Reporting to the Head of Pharmaceutical Lifecycle, you will lead in planning and managing resources so that validation activities and associated documentation are completed in accordance with schedules and meet regulatory requirements.

Provide specialist advice and recommend actions to Pharmacy manufacturing units for the resolution of OOS, deviations and discrepancies.

Review validation practices and processes in manufacturing facilities to ensure the approach taken is in line with industry best practice and meets regulatory requirements.

Project Phase

• Areas of responsibility include the Project Phase of the System Life Cycle approach to qualification as follows:
  • The development of User / Functional requirement Specifications (UR/FS), Verification Plans, Commissioning protocols (FAT/SAT, Hardware & Software Tests), Area Qualification protocols (Clean room Grades A-D), Installation / Operation Qualification protocols, Performance Qualification protocols, associated summary reports and Traceability Matrices.
• Preparation of specifications for the purchasing of materials or equipment.
  • The execution of commissioning and qualification protocols for GMP Areas, Utilities, manufacturing and packaging equipment.
  • Instrumentation qualification including Installation Qualification, Operational Qualification, and Performance Qualification, as applicable.
  • Systems qualification including automation and computerized systems (in collaboration with the data integrity / CSV specialist.
• Maintenance of the equipment database in collaboration with the production engineers

Retirement Phase

• Areas of responsibility include the Retirement Phase of the System Life Cycle approach to qualifications as follows:
  • Decommissioning of facility, utility, and equipment including computerized systems.
  • Migration, archival and destruction requirements for historic data and records.
  • Ensuring the equipment calibration status prior to decommissioning.
  • Decommissioning impact assessment regarding the decommissioning plan.
  • Ensuring the obsoleting of associated documentation such as SOPs, PMs, and calibration procedures

Project Phase

• Areas of responsibility include the execution & data compilation of qualification protocols:
  • Inspecting completed installations and observe operations to ensure conformance to design and equipment specifications and compliance with operational, safety, or environmental standards.
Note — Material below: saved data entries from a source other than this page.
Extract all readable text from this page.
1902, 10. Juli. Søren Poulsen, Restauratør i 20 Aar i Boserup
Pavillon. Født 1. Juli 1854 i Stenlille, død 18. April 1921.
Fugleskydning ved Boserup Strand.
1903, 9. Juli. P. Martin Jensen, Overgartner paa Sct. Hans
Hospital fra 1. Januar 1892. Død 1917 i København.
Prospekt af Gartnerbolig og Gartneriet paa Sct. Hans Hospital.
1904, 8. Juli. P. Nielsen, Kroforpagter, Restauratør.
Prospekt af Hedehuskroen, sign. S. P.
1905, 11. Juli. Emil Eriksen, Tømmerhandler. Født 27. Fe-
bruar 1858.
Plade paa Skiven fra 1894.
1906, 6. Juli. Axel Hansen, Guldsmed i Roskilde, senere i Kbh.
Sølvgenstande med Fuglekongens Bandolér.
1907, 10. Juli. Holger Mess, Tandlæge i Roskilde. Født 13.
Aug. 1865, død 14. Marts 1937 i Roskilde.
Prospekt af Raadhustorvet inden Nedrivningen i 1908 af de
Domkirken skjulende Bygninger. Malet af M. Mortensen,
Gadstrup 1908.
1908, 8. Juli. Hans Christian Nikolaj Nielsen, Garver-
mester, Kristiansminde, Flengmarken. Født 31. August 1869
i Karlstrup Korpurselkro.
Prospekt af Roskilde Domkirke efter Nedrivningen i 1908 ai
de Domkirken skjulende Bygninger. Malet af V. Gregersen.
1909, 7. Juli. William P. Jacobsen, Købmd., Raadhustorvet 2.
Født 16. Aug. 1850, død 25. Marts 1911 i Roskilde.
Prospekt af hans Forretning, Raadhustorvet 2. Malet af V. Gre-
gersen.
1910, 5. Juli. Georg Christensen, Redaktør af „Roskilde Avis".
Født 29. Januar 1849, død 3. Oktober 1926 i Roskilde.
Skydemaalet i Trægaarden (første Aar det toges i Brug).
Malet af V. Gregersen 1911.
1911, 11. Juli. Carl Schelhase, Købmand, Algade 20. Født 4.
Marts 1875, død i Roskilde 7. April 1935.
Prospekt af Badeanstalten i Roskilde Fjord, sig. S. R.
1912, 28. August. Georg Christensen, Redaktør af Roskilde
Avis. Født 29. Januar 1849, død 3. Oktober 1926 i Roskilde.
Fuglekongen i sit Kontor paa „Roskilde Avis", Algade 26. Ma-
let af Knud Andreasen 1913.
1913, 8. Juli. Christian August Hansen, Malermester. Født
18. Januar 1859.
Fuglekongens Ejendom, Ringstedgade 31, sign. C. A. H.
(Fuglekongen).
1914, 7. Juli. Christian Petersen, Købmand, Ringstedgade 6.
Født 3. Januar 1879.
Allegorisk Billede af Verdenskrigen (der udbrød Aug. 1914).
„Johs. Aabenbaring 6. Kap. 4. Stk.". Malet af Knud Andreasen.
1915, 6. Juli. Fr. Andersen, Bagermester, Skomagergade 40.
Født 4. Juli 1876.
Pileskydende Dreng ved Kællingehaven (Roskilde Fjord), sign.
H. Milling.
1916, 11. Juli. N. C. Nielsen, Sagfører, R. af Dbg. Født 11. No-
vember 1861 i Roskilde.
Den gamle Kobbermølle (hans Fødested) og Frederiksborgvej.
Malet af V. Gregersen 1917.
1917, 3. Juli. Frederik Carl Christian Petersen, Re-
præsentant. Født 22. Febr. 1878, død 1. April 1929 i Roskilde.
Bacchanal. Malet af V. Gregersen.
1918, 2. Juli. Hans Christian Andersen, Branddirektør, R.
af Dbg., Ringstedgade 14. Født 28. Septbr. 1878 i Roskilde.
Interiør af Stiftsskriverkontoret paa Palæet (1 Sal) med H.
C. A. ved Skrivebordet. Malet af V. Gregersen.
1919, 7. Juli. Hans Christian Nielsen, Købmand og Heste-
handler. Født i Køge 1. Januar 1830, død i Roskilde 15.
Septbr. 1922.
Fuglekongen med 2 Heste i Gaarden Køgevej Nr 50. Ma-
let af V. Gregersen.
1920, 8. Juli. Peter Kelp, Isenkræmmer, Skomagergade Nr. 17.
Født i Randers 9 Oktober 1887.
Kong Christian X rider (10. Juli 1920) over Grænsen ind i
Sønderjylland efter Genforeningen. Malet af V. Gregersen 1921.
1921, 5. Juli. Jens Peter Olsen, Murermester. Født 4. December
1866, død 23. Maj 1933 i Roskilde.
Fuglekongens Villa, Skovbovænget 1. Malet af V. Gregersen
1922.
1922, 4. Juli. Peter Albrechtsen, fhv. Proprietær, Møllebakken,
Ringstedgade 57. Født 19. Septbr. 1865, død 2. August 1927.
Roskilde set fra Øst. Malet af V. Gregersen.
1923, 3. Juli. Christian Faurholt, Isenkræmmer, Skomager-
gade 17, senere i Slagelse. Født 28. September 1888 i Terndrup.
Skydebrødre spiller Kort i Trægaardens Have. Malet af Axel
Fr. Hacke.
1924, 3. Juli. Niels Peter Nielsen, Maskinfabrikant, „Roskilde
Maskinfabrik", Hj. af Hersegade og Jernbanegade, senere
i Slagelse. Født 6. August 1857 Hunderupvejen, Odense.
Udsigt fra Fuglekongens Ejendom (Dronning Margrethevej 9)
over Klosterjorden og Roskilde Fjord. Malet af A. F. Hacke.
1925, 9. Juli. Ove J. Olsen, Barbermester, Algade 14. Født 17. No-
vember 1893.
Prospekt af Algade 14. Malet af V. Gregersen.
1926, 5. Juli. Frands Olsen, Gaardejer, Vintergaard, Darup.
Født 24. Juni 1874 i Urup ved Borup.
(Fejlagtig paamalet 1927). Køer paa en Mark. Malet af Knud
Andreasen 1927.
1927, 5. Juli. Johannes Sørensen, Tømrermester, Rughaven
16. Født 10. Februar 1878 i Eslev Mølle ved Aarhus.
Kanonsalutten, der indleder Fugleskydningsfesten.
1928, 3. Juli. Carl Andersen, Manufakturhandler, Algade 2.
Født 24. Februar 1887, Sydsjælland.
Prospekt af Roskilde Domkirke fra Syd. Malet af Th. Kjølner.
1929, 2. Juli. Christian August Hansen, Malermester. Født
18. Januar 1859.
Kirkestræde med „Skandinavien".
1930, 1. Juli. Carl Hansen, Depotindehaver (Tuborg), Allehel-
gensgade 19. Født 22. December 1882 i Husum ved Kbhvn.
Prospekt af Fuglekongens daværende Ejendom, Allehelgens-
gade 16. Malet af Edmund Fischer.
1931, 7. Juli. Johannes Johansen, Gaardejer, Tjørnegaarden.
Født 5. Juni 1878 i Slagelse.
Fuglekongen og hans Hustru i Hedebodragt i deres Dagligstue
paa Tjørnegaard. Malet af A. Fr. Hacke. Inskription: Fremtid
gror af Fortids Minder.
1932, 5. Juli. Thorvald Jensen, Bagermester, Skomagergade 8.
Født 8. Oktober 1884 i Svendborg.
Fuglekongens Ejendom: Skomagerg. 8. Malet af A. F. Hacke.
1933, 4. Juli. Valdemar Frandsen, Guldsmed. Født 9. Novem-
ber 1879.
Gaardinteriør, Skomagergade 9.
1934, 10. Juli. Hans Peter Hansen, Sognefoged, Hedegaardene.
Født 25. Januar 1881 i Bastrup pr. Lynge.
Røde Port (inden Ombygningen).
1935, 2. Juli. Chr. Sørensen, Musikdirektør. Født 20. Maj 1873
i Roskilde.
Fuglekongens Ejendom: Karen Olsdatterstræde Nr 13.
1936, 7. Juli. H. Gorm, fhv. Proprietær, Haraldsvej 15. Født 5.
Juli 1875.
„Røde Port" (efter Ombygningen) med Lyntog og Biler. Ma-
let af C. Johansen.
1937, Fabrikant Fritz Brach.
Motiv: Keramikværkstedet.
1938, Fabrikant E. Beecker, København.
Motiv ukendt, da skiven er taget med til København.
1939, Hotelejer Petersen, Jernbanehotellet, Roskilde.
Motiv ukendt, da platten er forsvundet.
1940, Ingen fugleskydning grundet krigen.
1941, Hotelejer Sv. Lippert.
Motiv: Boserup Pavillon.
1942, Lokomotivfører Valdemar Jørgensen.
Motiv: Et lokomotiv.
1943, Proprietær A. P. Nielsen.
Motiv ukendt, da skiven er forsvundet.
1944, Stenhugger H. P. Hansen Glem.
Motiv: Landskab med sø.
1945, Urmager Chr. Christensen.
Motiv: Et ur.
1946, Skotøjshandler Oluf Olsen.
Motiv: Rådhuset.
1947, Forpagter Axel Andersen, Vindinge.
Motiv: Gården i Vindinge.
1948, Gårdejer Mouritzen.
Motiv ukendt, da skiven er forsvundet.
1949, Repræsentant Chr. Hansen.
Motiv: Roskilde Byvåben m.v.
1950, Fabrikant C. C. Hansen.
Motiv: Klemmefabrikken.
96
Reporting any non-conformances in this area and pursuing resolution to make safe where appropriate.
  • Ability to clearly document and describe qualification deviations, provide evaluation of impact and to propose resolutions and corrective actions capturing in the pharmaceutical quality system.
  • To generate reports including the provision of graphical representation of collected data, and the ability to use data to identify and correct system problems.
  • Analyzing validation test data to determine whether systems or processes have met predefined acceptance criteria.
  • Operating computer-assisted engineering equipment to perform engineering tasks such as the BMS and EMS.
  • Performing detailed calculations to compute and ensure manufacturing, construction, or installation standards or specifications.
• Responsible for liaison with internal and external parties and interaction with various departments in connection with validation studies which may include validation project oversight, auditing, sampling, protocol execution, or data acquisition as required.
• Perform temperature and humidity mapping studies and engineering studies such as design of experiments and range finding studies.
• Creating, populating, and maintaining databases for tracking validation activities, test results, or validated systems until such a time these are fully integrated with the sites electronic QMS.

Documentation Control

• Areas of responsibility include providing documentation required to support document control, change control, and validation activities:
  • Responsible for Hazard Analysis/Component Design FMEA (Failure Mode Effective Analysis) / review. Process FMEA/Risk management and provide inputs to the production, QA and other teams directing validation activities.
  • Develops supporting documentation such as process flow diagrams, material specifications, and standard operating procedures.
  • Participates in the development of Risk Assessments as part of the Verification Plans relevant to equipment, and responsible for updating and maintaining relevant Verification Plans.
  • Preparing/review of technical drawings, specifications of electrical systems, and topographical maps to ensure that installation and operations conform to standards and customer requirements.
  • Provide documented evidence to support the release of facilities, utilities and equipment for their intended use.
  • Create statistically significant sampling plans, when applicable, to support the qualification approach to achieving fitness for use.
  • Responsible for performing gap analysis of different manufacturing systems by reviewing Standard Operating Procedures (SOPs) and Work Instructions (WIs) and ensuring the verification of the closure of any identified gaps

Team Work

Areas of responsibility include the ability to work as part of a team in order to meet company objectives:

• Consulting with engineers, production personnel, or others to discuss existing or potential engineering projects or products.
• Coordinating the implementation or scheduling of validation testing with affected
• departments and personnel.
• Assisting project production efforts to assure projects are completed on time.
• Directing or coordinating manufacturing, construction, installation, maintenance, support, documentation, or testing activities to ensure compliance with specifications, codes, or customer requirements.
• Team member for problem solving to resolve production and quality issues including support for OOS / deviation investigation and CAPA generation.

Training

• To design, develop and manage the validation engineering training programme
• To train any other lifecycle team members in the validation process and procedures
• Perform relevant training to operators or other staff on qualification protocols and standard operating procedures.
• To participates in cross-training in Engineering areas of responsibility with the pharmacy and trust engineering teams.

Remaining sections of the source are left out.